In article <11**********************@m7g2000cwm.googlegroups. com>,
<am******@gmail.comwrote:
>I would like to allocte memory, but I want it to start at a predefined
address.
I have a program that writes data to ROM in an embedded device and I
would like to state where it goes.
Can this be done and how?
There is nothing in the Standard that would definitely allow you to
do this, and there is nothing in the Standard Library that allows
you to request that dynamic memory be allocated (or memory
permissions be granted to it) at any specific address.
There is, in other words, no fully portable method of doing what you ask.

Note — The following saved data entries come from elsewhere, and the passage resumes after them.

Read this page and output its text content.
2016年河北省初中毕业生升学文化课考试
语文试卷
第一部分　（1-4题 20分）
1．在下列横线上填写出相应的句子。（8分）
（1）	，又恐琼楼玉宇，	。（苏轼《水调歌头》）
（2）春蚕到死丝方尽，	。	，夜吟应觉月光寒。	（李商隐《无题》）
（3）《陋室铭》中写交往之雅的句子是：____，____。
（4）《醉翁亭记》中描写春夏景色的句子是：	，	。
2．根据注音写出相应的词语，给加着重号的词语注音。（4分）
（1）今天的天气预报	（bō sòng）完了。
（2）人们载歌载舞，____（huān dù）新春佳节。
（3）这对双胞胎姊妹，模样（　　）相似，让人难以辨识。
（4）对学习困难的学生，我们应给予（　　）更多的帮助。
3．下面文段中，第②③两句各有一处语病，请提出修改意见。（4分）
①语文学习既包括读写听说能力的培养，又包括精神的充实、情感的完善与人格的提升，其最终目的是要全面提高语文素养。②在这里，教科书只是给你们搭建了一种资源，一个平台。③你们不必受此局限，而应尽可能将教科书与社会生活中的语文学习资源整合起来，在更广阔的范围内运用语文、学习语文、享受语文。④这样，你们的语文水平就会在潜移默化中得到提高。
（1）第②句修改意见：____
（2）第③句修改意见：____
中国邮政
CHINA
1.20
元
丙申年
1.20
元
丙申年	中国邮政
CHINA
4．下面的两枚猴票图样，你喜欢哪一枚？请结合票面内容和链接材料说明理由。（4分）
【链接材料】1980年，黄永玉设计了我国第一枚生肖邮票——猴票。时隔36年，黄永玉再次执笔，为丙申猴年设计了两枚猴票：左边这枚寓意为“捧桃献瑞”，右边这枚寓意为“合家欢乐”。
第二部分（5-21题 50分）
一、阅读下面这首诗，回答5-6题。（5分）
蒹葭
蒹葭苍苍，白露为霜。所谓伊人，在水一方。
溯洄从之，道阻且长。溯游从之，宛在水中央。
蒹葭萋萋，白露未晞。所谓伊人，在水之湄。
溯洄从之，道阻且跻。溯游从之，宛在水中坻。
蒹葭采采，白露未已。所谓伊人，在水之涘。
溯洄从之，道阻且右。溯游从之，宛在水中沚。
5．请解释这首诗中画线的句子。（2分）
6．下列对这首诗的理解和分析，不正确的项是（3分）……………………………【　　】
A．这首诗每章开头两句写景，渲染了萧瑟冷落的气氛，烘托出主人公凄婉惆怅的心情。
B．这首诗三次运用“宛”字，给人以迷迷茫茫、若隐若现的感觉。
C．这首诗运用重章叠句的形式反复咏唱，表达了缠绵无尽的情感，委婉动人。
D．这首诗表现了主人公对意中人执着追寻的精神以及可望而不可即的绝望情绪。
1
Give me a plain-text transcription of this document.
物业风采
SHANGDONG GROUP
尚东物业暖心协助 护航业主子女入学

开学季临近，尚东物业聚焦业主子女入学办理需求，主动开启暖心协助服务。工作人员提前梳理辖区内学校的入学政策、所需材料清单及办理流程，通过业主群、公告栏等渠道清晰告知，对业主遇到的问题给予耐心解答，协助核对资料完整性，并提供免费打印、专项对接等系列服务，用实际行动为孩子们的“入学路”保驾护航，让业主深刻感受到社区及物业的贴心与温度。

However, it is within the terms of the Standard to -allow- implementations
to support casting integers to become pointers; what happens when you
do so is implementation defined.
For example, it is allowed for implementations to make meaningful
NVram_ptr = (unsigned char *)0x03E00000;
strcpy( &NVram_ptr[10], "nOW iS tHE tIME" );
but what this actually does would be up to the implementation.
(It wouldn't necessarily write at physical location 0x03E0000A --
it would be legitimate for an implementation to interpret
casting 0x03E00000 as a pointer to mean something like
"the address is at offset 0xE00000 from segment register #3". Or worse.)
Some operating systems provide tools that allow extern variables to
be placed at particular locations; for anything like that you would
need to look closely at the documentation of your linker.